Minyoung Wyman (Columbia University, USA) leveraged mutation rates in an innovative way by comparing the rate at which germ cells accrue two different sets of mutations: mutations resulting from mitosis that require cell division, and non-mitotic mutations. As germ cells do not divide between birth and puberty, the two mutation types have different rates, and the historical difference in these rates allowed Wyman to estimate the average generation time throughout human history: a slow increase from 25 to 29 years.
Computation and technology
Perhaps the most consistent message throughout the conference was that, as data increase in magnitude, their utility is limited by the sophistication of our computational approaches. There were several excellent presentations that highlighted this fact, perhaps none more strongly than that of Joseph Pickrell (New York Genome Center, USA), who showed that, by using factor analysis to integrate multiple correlated variables, much more informative eQTLs can be discovered and used to distinguish causative linkages between symptoms and comorbid ones caused by the same functional variant. Dana Pe’er (Columbia University, USA) showed how integrating multiple data types improves statistical power enough to detect novel driver mutations that are missed by any data type alone.
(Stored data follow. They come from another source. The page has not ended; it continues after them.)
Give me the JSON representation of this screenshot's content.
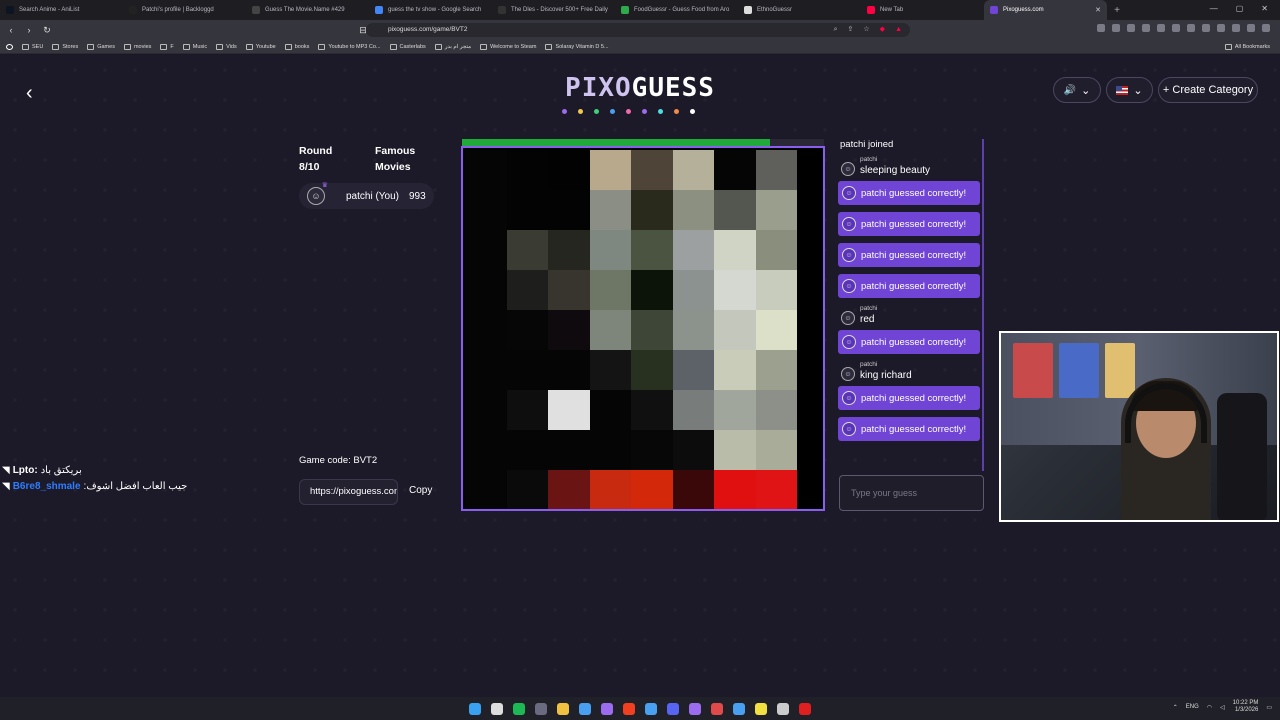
{
  "browser": {
    "tabs": [
      {
        "title": "Search Anime - AniList",
        "icon": "anilist-icon",
        "color": "#0b1622"
      },
      {
        "title": "Patchi's profile | Backloggd",
        "icon": "backloggd-icon",
        "color": "#222"
      },
      {
        "title": "Guess The Movie.Name #429",
        "icon": "movie-icon",
        "color": "#444"
      },
      {
        "title": "guess the tv show - Google Search",
        "icon": "google-icon",
        "color": "#4285f4"
      },
      {
        "title": "The Dles - Discover 500+ Free Daily",
        "icon": "dles-icon",
        "color": "#333"
      },
      {
        "title": "FoodGuessr - Guess Food from Aro",
        "icon": "foodguessr-icon",
        "color": "#2eaa4b"
      },
      {
        "title": "EthnoGuessr",
        "icon": "ethnoguessr-icon",
        "color": "#ddd"
      },
      {
        "title": "New Tab",
        "icon": "brave-icon",
        "color": "#f04"
      },
      {
        "title": "Pixoguess.com",
        "icon": "pixoguess-icon",
        "color": "#7045d6",
        "active": true
      }
    ],
    "new_tab_glyph": "+",
    "window_controls": [
      "—",
      "▢",
      "✕"
    ],
    "url": "pixoguess.com/game/BVT2",
    "bookmarks": [
      "SEU",
      "Stores",
      "Games",
      "movies",
      "F",
      "Music",
      "Vids",
      "Youtube",
      "books",
      "Youtube to MP3 Co...",
      "Casterlabs",
      "متجر ام بدر",
      "Welcome to Steam",
      "Solaray Vitamin D 5..."
    ],
    "all_bookmarks": "All Bookmarks"
  },
  "page": {
    "back_glyph": "‹",
    "logo_part1": "PIXO",
    "logo_part2": "GUESS",
    "logo_dots": [
      "#9b6cf0",
      "#f0c84a",
      "#3ed07a",
      "#4aa0f0",
      "#f06ab0",
      "#9b6cf0",
      "#4ae0e0",
      "#f08a4a",
      "#ffffff"
    ],
    "sound_glyph": "🔊",
    "chevron": "⌄",
    "create_category_label": "+ Create Category",
    "round_label": "Round",
    "round_value": "8/10",
    "category_name": "Famous Movies",
    "player": {
      "name": "patchi (You)",
      "score": "993",
      "crown": "♛",
      "avatar_glyph": "☺"
    },
    "game_code_label": "Game code: BVT2",
    "share_link": "https://pixoguess.com/game/BVT2",
    "copy_label": "Copy",
    "timer_progress_fraction": 0.85,
    "pixel_colors": [
      [
        "#050505",
        "#030303",
        "#020202",
        "#b8a88c",
        "#4e4538",
        "#b4b09a",
        "#050505",
        "#5f605c"
      ],
      [
        "#050505",
        "#030303",
        "#030303",
        "#8a8e84",
        "#2a2a1c",
        "#8c9080",
        "#545650",
        "#9a9e8c"
      ],
      [
        "#050505",
        "#3a3c34",
        "#262620",
        "#7e8880",
        "#4a5440",
        "#9ca0a0",
        "#d0d4c4",
        "#8a8e7c"
      ],
      [
        "#050505",
        "#1e1e1c",
        "#38342e",
        "#6e7666",
        "#0c140a",
        "#8c9290",
        "#d4d8d0",
        "#c8ccbc"
      ],
      [
        "#050505",
        "#060606",
        "#0e0a0e",
        "#7e867c",
        "#3e4638",
        "#8c928c",
        "#c4c8bc",
        "#dce0c8"
      ],
      [
        "#050505",
        "#050505",
        "#050505",
        "#141414",
        "#283020",
        "#5c6268",
        "#c8ccb8",
        "#9ca08e"
      ],
      [
        "#050505",
        "#0e0e0e",
        "#e0e0e0",
        "#050505",
        "#101010",
        "#787c7a",
        "#a0a69c",
        "#8c9088"
      ],
      [
        "#050505",
        "#050505",
        "#050505",
        "#050505",
        "#070707",
        "#0c0c0c",
        "#b8bca8",
        "#a8ac98"
      ],
      [
        "#050505",
        "#0a0a0a",
        "#6a1414",
        "#c82a10",
        "#d4280a",
        "#3a0808",
        "#e01010",
        "#e01414"
      ]
    ],
    "chat": {
      "system_message": "patchi joined",
      "correct_text": "patchi guessed correctly!",
      "messages": [
        {
          "type": "msg",
          "user": "patchi",
          "text": "sleeping beauty"
        },
        {
          "type": "correct"
        },
        {
          "type": "correct"
        },
        {
          "type": "correct"
        },
        {
          "type": "correct"
        },
        {
          "type": "msg",
          "user": "patchi",
          "text": "red"
        },
        {
          "type": "correct"
        },
        {
          "type": "msg",
          "user": "patchi",
          "text": "king richard"
        },
        {
          "type": "correct"
        },
        {
          "type": "correct"
        }
      ],
      "input_placeholder": "Type your guess"
    }
  },
  "stream_chat": [
    {
      "user": "Lpto:",
      "text": "بريكتق باد",
      "color": "#ffffff"
    },
    {
      "user": "B6re8_shmale",
      "text": ":جيب العاب افضل اشوف",
      "color": "#2e7cff"
    }
  ],
  "taskbar": {
    "icons": [
      "#3aa0f0",
      "#dddddd",
      "#1db954",
      "#6a6a80",
      "#f0c040",
      "#4aa0f0",
      "#9b6cf0",
      "#f04020",
      "#4aa0f0",
      "#5865f2",
      "#9b6cf0",
      "#e04a4a",
      "#4aa0f0",
      "#f0e040",
      "#cccccc",
      "#e02020"
    ],
    "lang": "ENG",
    "time": "10:22 PM",
    "date": "1/3/2026"
  }
}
Matthew Stephens (University of Chicago, USA) reexamined the foundations of a ubiquitous statistic: the false discovery rate (FDR). Stephens showed that the bimodal null model using common FDR algorithms has the effect of depressing the corrected P-values output by the procedure. Therefore, we are likely over-estimating our experiments’ false discovery rates. Finally, Oliver Stegle (European Bioinformatics Institute, Hinxton, UK) examined the effect of the cell cycle on gene expression in single-cell sequencing. Unlike bulk expression analyses, which average over a population of cells, single-cell sequencing is very sensitive to the cell cycle, and Stegle demonstrated how an algorithm that corrects for cell-cycle stage reveals hidden information on the stage of differentiation in embryonic stem cells. Together, these talks demonstrate the importance of modeling the sources of variance in biological experiments and the power of integrative analyses to uncover biologically meaningful phenomena obscured under any single assay.
Holistically, Biology of Genomes 2014 provided a broad view into many cutting-edge projects. Promising results were reported from many corners of genomes: for example, large studies leveraged their improved power to identify specific regulatory SNPs; functional variation that affects expression corresponded to matched variation in protein expression in more than half of the cases; some early results of genome-wide deletion screens successfully identified genes involved in drug resistance; and new computational approaches were able to integrate multiple assays profitably to uncover a whole greater than its parts.
CAGE: Cap analysis of gene expression
CRISPR: Clustered regularly interspaced short palindromic repeat
eQTL: Expression quantitative trait locus
FDR: False discovery rate
IBD: Inflammatory bowel disease
SILAC: Stable isotope labeling with amino acids in cell culture
TSS: Transcriptional start site
The authors declare that they have no competing interests.